Purpose Existing research on the relationship between big data and organizational decision quality is still few and far between, and what does exist often assumes direct effects of big data on decision quality. More recent research indicates that such direct effects may be too simplistic, and in particular, an organization’s overall human skills are often not considered sufficiently. Inspired by the knowledge-based view, we therefore propose that interactions between three aspects of big data usage and management accountants’ data analytics skills may be key to reaching high-quality decisions. The purpose of this study is to test these predictions based on a survey of US firms. Design/methodology/approach The authors draw on survey data from 140 US firms. This survey has been conducted via MTurk in 2020. Findings The results of the study show that the quality of big data sources is associated with higher perceived levels of decision quality. However, according to the results, the breadth of big data sources and a data-driven culture only improve decision quality if management accountants’ data analytics skills are highly developed. These results point to the important, but so far unexamined role of an organization’s management accountants and their skills for translating big data into high-quality decisions.

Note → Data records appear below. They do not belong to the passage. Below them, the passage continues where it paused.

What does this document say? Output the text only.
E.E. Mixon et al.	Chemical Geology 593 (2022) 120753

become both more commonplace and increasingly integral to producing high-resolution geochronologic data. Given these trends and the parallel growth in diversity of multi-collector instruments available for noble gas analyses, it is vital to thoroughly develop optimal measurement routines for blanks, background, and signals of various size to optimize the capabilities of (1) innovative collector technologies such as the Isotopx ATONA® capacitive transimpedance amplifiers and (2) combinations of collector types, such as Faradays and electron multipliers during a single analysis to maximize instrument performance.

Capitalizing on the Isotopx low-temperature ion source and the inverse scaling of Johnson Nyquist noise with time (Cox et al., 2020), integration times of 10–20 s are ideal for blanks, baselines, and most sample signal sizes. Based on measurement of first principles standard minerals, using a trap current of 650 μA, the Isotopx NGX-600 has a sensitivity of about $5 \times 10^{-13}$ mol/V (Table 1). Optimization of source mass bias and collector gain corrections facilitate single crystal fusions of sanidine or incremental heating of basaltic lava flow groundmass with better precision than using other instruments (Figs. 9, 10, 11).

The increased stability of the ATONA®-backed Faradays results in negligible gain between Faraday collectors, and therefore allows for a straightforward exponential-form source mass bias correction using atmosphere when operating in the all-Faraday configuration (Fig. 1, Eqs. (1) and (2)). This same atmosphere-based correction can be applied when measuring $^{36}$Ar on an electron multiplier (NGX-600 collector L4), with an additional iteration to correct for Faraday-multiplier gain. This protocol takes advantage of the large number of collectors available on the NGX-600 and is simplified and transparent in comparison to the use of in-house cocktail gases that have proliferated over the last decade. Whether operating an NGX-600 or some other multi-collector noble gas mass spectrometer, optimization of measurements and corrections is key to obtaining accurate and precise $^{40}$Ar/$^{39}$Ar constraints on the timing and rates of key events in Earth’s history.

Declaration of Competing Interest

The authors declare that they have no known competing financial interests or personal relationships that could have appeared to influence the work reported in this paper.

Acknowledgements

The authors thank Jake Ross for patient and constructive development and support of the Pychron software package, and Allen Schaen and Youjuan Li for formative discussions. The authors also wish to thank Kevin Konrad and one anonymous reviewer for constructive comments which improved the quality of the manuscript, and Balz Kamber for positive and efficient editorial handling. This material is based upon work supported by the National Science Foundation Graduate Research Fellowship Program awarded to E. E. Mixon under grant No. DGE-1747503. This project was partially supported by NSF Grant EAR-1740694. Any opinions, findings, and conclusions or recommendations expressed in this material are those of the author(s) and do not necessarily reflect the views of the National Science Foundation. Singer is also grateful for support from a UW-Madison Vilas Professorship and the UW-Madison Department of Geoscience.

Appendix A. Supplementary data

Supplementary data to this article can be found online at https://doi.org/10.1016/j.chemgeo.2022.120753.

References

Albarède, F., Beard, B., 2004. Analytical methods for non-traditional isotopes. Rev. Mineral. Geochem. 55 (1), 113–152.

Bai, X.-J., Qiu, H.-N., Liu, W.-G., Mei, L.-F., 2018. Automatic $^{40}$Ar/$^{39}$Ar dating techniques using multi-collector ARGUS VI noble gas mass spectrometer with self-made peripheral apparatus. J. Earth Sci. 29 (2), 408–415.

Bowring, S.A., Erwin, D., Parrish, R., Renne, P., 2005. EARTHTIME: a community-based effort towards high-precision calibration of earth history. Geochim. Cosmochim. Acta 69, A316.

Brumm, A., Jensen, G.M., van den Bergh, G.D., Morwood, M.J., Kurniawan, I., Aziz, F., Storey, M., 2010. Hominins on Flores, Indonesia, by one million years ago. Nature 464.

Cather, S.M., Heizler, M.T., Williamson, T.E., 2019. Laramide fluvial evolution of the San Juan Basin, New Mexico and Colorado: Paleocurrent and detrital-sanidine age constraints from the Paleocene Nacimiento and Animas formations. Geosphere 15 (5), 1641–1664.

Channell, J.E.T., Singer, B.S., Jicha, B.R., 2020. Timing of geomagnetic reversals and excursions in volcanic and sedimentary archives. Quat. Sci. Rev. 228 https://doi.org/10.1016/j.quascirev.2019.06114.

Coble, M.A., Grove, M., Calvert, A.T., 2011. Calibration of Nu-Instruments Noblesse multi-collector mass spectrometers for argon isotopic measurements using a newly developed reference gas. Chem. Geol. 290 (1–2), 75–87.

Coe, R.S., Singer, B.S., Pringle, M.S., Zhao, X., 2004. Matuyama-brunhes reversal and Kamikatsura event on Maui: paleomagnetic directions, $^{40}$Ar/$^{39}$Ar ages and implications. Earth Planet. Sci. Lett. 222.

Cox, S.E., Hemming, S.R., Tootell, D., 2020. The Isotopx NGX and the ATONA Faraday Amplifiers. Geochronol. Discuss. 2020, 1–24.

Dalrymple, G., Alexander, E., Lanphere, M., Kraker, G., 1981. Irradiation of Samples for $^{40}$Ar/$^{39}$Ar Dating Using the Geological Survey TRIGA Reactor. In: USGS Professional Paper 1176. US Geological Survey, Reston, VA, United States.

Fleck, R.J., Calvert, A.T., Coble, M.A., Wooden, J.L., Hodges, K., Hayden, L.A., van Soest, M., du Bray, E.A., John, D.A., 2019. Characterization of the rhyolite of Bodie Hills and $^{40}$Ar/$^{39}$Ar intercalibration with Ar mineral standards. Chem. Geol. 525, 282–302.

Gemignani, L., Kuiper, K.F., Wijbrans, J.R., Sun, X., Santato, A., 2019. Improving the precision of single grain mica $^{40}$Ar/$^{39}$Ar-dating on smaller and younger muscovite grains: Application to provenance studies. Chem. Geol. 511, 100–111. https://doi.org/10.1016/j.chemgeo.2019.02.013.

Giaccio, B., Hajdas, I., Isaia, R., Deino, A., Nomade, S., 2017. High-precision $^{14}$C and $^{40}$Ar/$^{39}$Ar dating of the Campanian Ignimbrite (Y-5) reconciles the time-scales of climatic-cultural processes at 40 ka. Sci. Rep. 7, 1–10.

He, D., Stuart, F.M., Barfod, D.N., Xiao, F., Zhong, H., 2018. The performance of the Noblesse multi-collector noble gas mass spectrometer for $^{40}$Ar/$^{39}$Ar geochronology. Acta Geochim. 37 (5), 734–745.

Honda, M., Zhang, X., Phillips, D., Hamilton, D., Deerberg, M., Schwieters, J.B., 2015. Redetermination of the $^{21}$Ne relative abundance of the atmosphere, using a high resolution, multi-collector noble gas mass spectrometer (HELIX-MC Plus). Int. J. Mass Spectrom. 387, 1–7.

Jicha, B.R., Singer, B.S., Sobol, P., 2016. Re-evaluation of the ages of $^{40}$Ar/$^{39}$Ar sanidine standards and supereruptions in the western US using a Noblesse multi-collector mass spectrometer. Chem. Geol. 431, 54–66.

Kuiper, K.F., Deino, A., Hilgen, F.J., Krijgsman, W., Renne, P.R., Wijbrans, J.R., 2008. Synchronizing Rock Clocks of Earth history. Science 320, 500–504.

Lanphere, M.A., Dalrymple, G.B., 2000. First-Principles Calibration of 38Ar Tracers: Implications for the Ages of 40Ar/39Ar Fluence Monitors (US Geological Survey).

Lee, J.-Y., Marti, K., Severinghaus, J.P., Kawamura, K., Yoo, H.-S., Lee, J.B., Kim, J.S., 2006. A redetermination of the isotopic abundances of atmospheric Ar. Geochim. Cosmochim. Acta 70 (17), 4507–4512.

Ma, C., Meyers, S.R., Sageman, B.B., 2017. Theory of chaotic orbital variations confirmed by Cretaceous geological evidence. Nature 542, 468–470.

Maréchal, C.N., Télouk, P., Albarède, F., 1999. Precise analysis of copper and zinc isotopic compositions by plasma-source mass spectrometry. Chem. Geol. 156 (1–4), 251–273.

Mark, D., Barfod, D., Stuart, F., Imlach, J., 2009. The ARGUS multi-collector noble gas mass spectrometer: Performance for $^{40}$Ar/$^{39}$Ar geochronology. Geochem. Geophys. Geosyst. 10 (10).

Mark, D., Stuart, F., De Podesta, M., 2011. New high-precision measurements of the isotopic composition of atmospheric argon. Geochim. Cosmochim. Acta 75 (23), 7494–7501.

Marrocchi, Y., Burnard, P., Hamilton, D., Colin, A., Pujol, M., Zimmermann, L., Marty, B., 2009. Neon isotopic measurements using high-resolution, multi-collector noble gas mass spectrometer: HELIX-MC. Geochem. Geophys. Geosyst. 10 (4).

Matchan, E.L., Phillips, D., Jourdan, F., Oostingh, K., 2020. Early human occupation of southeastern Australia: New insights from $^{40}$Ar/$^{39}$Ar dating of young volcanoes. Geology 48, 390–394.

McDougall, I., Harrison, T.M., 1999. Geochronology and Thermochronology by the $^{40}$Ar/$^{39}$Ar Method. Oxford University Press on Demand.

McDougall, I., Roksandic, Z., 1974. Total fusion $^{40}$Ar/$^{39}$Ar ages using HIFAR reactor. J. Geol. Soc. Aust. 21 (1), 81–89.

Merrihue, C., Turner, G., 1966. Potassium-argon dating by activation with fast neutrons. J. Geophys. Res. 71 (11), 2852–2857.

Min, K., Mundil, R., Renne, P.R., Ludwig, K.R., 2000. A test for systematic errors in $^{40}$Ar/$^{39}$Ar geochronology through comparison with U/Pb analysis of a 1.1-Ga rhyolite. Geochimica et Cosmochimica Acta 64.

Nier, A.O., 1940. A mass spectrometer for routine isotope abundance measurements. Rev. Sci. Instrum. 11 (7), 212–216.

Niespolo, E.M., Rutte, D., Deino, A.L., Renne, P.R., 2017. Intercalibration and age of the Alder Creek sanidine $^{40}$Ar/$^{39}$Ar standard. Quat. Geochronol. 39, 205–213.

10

Practical implications The present study highlights the importance of an organization’s human skills in creating value out of big data. In particular, the findings imply that management accountants may need to increasingly draw on data analytics skills to make the most out of big data for their employers. Originality/value This study is among the first, to the best of the authors’ knowledge, to provide empirical proof of the relevance of an organization’s management accountants and their data analytics skills for reaching desirable firm-level outcomes. In addition, this study thus adds to the further advancement of the knowledge-based view by providing evidence that in contemporary big-data environments, interactions between tacit and explicit knowledge seem crucial for driving desirable firm-level outcomes.
大数据与决策质量:管理会计师数据分析技能的作用
目的现有的关于大数据与组织决策质量关系的研究还很少,已有的研究往往假设大数据对决策质量有直接影响。最近的研究表明,这种直接影响可能过于简单化,特别是,一个组织的整体人力技能往往没有得到充分考虑。受知识基础观点的启发,我们因此提出,大数据使用的三个方面与管理会计师的数据分析技能之间的互动可能是达成高质量决策的关键。本研究的目的是基于对美国公司的调查来检验这些预测。设计/方法/方法作者利用了来自140家美国公司的调查数据。该调查于2020年通过MTurk进行。研究结果表明,大数据源的质量与更高的决策质量感知水平相关。然而,根据研究结果,只有管理会计师的数据分析技能得到高度发展,大数据源的广度和数据驱动的文化才能提高决策质量。这些结果表明,一个组织的管理会计师及其将大数据转化为高质量决策的技能的重要作用,但迄今为止尚未得到检验。实际意义本研究强调了组织在从大数据中创造价值方面的人力技能的重要性。特别是,调查结果表明,管理会计师可能需要越来越多地利用数据分析技能,为雇主充分利用大数据。原创性/价值据作者所知,这项研究是第一次提供经验证据,证明组织的管理会计师及其数据分析技能与达到理想的公司层面结果之间的相关性。此外,通过提供证据,本研究进一步推动了以知识为基础的观点,证明在当代大数据环境中,隐性知识和显性知识之间的相互作用似乎对推动理想的公司层面成果至关重要。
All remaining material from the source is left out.